Cyber Incident Victim: Saudi Ministry of Finance
Date:
Jan 2016
Location:
Saudi Arabia
Summary
Anonymous conducted distributed denial-of-service (DDoS) attacks against multiple Saudi government websites, including the Ministry of Finance, Defense, Education, and Customs Service, in retaliation for the execution of Shia cleric Nimr Al-Nimr and 46 others. The hacktivist collective, operating under campaigns #OpSaudi and #OpNimr, disrupted critical online services, forcing several sites offline for extended periods. The attacks represented an escalation of prior digital protests against the kingdom's judicial actions, with Anonymous explicitly linking the disruptions to opposition against capital punishment for political dissent. While some services were restored during the incident timeframe, others remained inaccessible due to sustained targeting.
| CIA Posture | Motives | Tactics, Techniques & Procedures |
|---|---|---|
| Available to members | 2 motives | 1 technique |
| Threat Actor | Type | Location |
|---|---|---|
| 1 actor | Available to members | Available to members |
Description
On January 2, 2016, the Saudi Arabian government announced the execution of 47 prisoners on terrorism charges, including prominent Shia cleric Sheikh Nimr Al Nimr, who had been arrested in 2012 for leading anti-government protests. In response, the hacktivist collective Anonymous launched coordinated cyber attacks against multiple Saudi government websites under the campaign banners #OpSaudi and #OpNimr, continuing their prior opposition to Saudi policies following a September 2015 attack protesting the planned execution of Mohammed al-Nimr. The attacks, occurring between January 3-5, 2016, disrupted access to critical government platforms including the Saudi Ministry of Finance, Ministry of Defense, Royal Air Force, Ministry of Education, Saudi Press Association, Customs Service, Ombudsman’s Office, and General Passports Service. Anonymous publicly claimed responsibility through social media channels, sharing lists of targeted websites via Twitter accounts @GlobalReVoL3 and @CockSec. The Ministry of Defense’s website remained offline for at least two days following the initial attack, indicating sustained disruption to military communications infrastructure.

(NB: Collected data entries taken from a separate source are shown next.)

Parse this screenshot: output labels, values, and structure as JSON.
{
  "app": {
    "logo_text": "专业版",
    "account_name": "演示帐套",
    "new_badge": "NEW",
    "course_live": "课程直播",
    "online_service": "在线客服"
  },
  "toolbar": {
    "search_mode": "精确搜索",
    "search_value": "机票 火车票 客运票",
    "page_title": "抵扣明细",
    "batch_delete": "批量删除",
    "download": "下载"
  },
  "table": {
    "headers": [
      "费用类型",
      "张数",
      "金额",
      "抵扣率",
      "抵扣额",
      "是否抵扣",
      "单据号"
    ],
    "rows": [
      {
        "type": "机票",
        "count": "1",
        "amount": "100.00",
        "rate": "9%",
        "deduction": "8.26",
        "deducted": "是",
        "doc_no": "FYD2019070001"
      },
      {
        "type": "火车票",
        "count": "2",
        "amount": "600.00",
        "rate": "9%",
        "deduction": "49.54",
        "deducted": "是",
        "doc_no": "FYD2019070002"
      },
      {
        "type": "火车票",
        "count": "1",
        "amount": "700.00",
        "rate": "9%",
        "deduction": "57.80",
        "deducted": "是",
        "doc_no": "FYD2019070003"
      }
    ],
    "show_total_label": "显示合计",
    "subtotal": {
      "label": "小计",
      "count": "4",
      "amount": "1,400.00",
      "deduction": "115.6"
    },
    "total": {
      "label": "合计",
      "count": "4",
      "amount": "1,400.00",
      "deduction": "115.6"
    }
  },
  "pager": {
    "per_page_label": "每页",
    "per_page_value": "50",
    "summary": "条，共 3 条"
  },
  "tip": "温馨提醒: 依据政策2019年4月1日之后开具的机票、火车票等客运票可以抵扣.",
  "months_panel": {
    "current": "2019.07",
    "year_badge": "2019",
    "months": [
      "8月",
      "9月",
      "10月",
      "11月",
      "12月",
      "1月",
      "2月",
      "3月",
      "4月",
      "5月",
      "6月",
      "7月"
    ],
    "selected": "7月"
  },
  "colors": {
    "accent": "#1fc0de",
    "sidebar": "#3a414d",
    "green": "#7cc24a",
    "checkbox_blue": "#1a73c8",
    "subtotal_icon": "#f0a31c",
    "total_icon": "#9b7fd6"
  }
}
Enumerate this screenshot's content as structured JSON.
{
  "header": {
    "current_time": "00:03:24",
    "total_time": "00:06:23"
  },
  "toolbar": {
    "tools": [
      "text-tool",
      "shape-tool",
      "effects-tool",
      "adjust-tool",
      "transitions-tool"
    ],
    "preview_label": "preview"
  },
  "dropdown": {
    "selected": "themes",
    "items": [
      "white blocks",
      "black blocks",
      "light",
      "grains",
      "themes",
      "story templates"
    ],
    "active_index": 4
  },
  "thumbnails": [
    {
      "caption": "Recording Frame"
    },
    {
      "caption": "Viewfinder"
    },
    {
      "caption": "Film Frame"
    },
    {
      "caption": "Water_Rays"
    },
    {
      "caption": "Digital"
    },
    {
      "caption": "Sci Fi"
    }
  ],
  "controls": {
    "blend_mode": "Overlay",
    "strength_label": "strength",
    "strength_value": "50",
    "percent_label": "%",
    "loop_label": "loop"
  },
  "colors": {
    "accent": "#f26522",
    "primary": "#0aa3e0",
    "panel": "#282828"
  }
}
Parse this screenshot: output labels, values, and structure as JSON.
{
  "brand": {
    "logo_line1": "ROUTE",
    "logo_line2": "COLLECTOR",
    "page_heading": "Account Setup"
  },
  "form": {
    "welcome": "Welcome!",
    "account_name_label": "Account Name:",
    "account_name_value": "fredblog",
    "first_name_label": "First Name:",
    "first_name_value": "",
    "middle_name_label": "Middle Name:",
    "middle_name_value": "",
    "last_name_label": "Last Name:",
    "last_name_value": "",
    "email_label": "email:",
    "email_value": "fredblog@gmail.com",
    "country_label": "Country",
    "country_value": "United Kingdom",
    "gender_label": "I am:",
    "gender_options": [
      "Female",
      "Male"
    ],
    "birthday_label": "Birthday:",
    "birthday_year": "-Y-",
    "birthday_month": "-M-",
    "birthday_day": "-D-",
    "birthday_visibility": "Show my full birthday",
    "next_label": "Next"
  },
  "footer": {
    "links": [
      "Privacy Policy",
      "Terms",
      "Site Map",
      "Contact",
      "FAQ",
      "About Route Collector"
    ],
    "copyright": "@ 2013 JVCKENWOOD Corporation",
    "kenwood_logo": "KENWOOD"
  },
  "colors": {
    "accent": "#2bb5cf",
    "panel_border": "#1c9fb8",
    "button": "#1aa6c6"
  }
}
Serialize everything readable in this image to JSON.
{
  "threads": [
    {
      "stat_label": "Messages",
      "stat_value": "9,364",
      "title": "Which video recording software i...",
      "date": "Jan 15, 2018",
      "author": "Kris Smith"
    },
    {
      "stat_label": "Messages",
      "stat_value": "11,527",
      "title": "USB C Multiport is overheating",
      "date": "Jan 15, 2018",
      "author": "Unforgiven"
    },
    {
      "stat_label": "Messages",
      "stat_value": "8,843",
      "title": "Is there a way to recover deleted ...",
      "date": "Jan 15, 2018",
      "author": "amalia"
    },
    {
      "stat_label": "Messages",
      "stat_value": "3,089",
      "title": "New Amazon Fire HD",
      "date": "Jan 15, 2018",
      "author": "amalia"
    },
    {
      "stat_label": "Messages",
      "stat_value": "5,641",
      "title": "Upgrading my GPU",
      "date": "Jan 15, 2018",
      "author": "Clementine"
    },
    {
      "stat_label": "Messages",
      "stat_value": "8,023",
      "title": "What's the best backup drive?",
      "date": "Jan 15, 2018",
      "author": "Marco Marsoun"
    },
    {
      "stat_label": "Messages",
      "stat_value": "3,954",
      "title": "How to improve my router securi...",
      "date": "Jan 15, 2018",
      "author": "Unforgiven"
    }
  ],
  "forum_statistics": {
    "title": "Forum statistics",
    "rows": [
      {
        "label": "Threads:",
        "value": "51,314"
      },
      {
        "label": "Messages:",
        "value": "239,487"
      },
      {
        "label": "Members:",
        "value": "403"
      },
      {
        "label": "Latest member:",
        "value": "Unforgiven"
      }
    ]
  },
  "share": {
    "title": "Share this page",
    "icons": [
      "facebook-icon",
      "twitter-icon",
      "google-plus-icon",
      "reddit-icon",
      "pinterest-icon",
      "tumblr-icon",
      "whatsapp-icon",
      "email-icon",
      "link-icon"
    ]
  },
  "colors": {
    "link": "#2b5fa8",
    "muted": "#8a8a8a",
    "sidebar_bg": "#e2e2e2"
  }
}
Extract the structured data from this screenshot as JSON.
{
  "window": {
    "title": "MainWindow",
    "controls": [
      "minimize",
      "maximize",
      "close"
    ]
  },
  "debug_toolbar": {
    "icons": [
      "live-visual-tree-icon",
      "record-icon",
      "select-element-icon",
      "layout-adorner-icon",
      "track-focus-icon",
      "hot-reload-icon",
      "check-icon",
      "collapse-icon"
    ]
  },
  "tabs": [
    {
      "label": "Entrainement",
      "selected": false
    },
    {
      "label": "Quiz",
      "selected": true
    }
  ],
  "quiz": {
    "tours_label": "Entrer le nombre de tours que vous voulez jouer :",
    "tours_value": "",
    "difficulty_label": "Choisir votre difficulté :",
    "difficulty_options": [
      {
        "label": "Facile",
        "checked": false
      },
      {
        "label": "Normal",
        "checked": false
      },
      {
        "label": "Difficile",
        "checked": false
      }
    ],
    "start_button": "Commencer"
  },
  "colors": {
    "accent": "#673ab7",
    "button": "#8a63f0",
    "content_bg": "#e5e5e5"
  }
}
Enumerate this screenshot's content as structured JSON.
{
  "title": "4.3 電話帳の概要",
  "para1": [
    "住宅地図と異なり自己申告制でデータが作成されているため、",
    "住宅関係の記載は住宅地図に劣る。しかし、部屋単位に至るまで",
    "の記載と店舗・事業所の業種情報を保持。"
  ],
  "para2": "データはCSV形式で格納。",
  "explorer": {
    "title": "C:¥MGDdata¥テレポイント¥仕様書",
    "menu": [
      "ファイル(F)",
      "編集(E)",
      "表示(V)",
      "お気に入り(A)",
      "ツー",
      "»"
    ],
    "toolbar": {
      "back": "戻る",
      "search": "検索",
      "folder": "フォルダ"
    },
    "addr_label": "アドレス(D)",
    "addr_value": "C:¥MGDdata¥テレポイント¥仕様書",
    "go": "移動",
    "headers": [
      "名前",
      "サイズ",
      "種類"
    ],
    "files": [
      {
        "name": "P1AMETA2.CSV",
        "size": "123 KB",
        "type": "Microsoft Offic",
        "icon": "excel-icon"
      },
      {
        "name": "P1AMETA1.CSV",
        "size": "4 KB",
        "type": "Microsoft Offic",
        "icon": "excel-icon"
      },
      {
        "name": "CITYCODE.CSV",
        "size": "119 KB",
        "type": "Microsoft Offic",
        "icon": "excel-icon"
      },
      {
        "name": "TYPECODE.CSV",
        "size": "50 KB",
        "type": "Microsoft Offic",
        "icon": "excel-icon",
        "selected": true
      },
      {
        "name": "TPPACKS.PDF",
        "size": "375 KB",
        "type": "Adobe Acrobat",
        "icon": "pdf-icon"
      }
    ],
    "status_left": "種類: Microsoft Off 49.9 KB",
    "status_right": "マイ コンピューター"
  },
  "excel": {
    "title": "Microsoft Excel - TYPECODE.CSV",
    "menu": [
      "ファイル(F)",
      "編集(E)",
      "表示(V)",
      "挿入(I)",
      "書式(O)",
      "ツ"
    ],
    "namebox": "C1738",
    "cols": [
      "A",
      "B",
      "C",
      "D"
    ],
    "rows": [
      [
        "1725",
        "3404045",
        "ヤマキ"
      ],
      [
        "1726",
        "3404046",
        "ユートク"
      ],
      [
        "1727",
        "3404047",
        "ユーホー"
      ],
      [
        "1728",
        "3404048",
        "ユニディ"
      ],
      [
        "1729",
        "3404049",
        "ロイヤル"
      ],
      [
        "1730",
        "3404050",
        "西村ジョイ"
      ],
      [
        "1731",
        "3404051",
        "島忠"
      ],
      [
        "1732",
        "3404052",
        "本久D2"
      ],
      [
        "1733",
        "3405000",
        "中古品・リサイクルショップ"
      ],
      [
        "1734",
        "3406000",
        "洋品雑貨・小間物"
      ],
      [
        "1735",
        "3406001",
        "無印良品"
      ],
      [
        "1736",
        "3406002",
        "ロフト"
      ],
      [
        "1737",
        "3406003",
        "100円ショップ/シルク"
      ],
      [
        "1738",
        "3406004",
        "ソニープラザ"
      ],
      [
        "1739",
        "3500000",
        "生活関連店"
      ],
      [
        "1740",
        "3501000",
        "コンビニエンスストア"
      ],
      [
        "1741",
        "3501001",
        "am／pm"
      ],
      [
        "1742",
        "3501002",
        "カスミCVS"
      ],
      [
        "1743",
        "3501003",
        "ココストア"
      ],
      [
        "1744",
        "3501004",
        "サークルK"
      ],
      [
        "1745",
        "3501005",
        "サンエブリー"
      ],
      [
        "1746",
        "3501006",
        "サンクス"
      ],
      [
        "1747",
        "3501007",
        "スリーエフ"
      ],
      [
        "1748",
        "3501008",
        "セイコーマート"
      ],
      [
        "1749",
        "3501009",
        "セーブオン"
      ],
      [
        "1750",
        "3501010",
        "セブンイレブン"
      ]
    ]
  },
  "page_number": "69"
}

The operational impact varied across agencies, with some services restored by January 5 while others remained nonfunctional. No technical details regarding attack vectors were disclosed, though the coordinated timing and scale suggested distributed denial-of-service (DDoS) tactics commonly employed in hacktivist operations. The incident marked the second major Anonymous campaign against Saudi digital infrastructure within four months, demonstrating persistent targeting of government web assets in response to human rights concerns. Historical context indicated Mohammed al-Nimr’s 2015 arrest at age 17 had previously motivated cyber protests, with the 2016 executions amplifying retaliatory actions. The Saudi government did not publicly acknowledge the cyber attacks or disclose remediation efforts, though the partial restoration of services implied technical response measures were implemented. The attacks temporarily disrupted public access to financial, educational, and customs services, though no data breaches or long-term operational consequences were reported.